Farmers markets have found a niche in Clermont County

Rick Ernst, with Ernst Family Farms, sells tomatoes to Curtis Howard, Helen Biamonte, Matt Biamonte and Quincy Walker at the Batavia Farmers Market July 6.

Rick Ernst, with Ernst Family Farms, sells tomatoes to Curtis Howard, Helen Biamonte, Matt Biamonte and Quincy Walker at the Batavia Farmers Market July 6.
By Kristin Rover
Sun staff

Whether it is a crunchy cucumber, farm fresh eggs, or sweet corn picked off the stalk, farmers markets in Clermont County have what customers are looking for this year, despite what has been a rainy summer so far.

Around a half dozen farmers markets can be found throughout the county during the summer months, and while farmers say they are ready for the rain to stop, they also say they are doing well this summer.

“It’s been our best year so far to date,” Charlie Ernstes, with Can-Du Farm in Bethel, said.

Can-Du Farm sells a variety of vegetables and other products at farmers markets in Milford and Loveland.

Ernstes said some of his produce is loving the rain this summer, while other produce is hating it.

“It’s a good year for corn, but a bad year for tomatoes,” Ernstes said.

Vivian Pfankuch with Jaybird Farms, said they have also had a successful year so far.

Jaybird Farms, located in Mt. Orab, sells a variety of fruits and vegetables and farm fresh eggs as well as flowers and other products.

“We’re doing really good except for the rain,” Pfankuch said about their year so far. “I think the crops are doing better this year, but if it’s too wet we don’t get plants and if it’s too rainy when you’re picking you can’t get out.”

Pfankuch’s son, Donny Alderman, said in the past five years they have experienced a boom at farmers markets.

“People want things that are organic or naturally grown,” Alderman said.

He said customers also like fresh vegetables and fruits that are picked when they are ready.

“All of this was picked yesterday,” Alderman said about the food they brought to the Milford Farmers Market.

Ernstes said he has also seen an increase in customers at the farmers markets in the 20 years that he has been selling produce at markets in the area.

“The biggest change is younger people,” Ernstes said. “A lot of people are cooking and they want to know where their food is coming from.”

Ernstes said he has more and more people ask about how the food was grown and also how it can be prepared.

“I see a lot more experimentation with the younger crowd,” he said.

Donna Kluba, with Ed Kluba Farms in Batavia, said farmers markets have changed a lot since she began selling produce more than 40 years ago.

“A lot of people are going back to fresh,” Kluba said. “Which is good.
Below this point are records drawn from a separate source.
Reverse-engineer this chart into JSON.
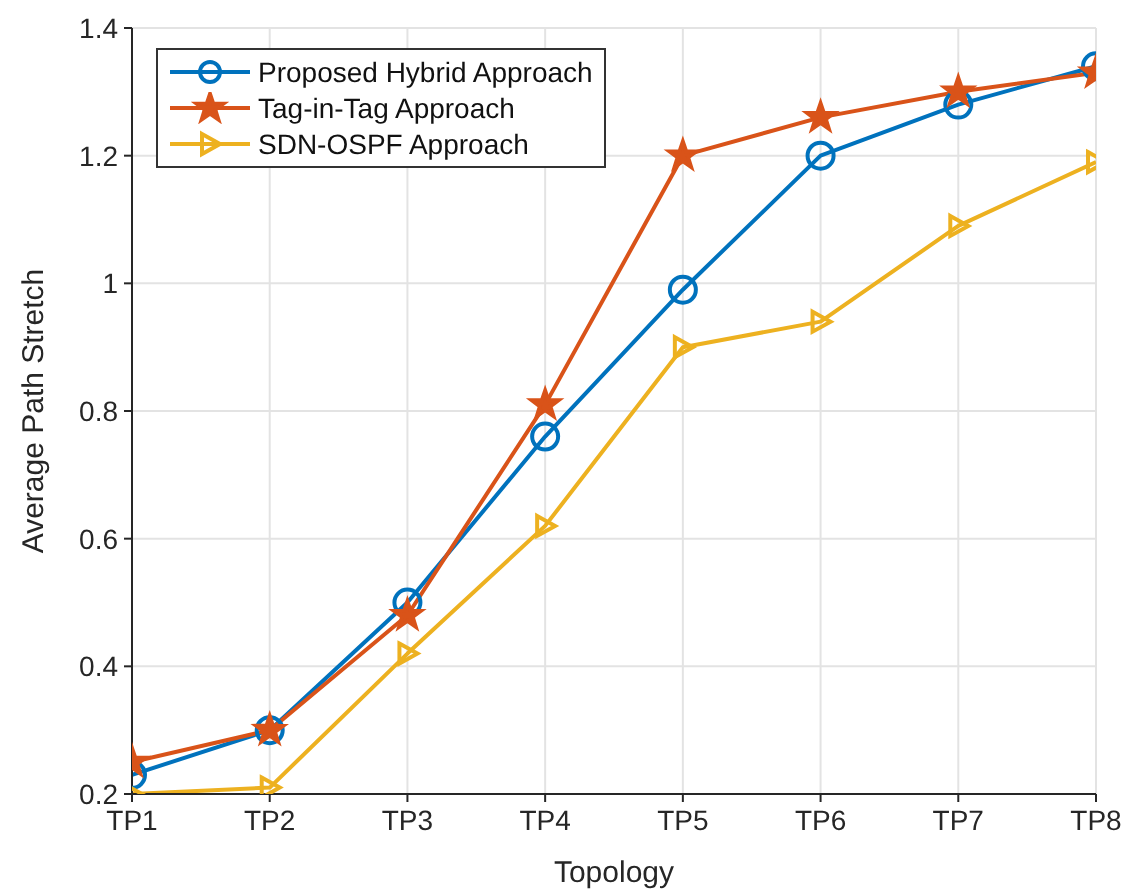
{
  "chart_data": {
    "type": "line",
    "xlabel": "Topology",
    "ylabel": "Average Path Stretch",
    "categories": [
      "TP1",
      "TP2",
      "TP3",
      "TP4",
      "TP5",
      "TP6",
      "TP7",
      "TP8"
    ],
    "ylim": [
      0.2,
      1.4
    ],
    "yticks": [
      0.2,
      0.4,
      0.6,
      0.8,
      1,
      1.2,
      1.4
    ],
    "grid": true,
    "legend": "top left",
    "line_style": "solid",
    "series": [
      {
        "name": "Proposed Hybrid Approach",
        "color": "#0072bd",
        "marker": "circle",
        "values": [
          0.23,
          0.3,
          0.5,
          0.76,
          0.99,
          1.2,
          1.28,
          1.34
        ]
      },
      {
        "name": "Tag-in-Tag Approach",
        "color": "#d95319",
        "marker": "star",
        "values": [
          0.25,
          0.3,
          0.48,
          0.81,
          1.2,
          1.26,
          1.3,
          1.33
        ]
      },
      {
        "name": "SDN-OSPF Approach",
        "color": "#edb120",
        "marker": "triangle",
        "values": [
          0.2,
          0.21,
          0.42,
          0.62,
          0.9,
          0.94,
          1.09,
          1.19
        ]
      }
    ]
  }
}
People are more willing to try new things.”

Kluba said it seems like there are a lot more markets these days that offer more niche products aside from just produce.
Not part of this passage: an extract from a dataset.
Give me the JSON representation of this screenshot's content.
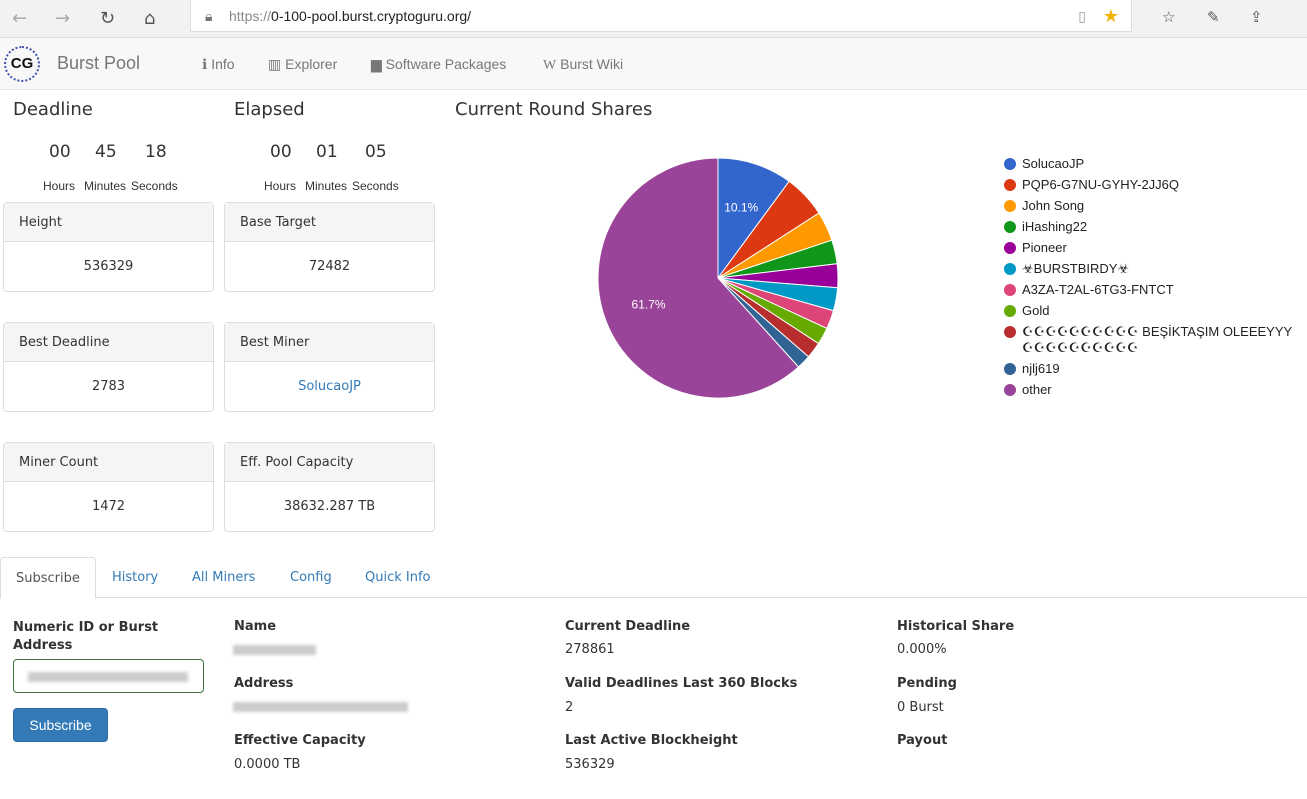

She said she thinks farmers markets will continue to improve if farmers not only sell their products, but also help their customers learn how to use them.

“Farmers need to show how to use it,” Kluba said.

She said having recipes and explaining how different products can be eaten is helpful for customers.

Kluba said they have been doing pretty good this year at the farmers markets. She said they go to markets in Milford, Loveland and Mt. Carmel.

Farmers markets in Clermont County are held Tuesdays in Loveland from 3-7 p.m., and at the Loveland Station and in Mt. Carmel, from 2-5:30 p.m. at 453 Cincinnati Batavia Pike. On Saturdays markets are held in Batavia from 9 a.m. to 1 p.m. on Main Street across from the car wash; in Goshen from 10 a.m. to 6 p.m. at 1798 State Route 28; and in Milford, 10 a.m. to 2 p.m. at Milford Garden Center.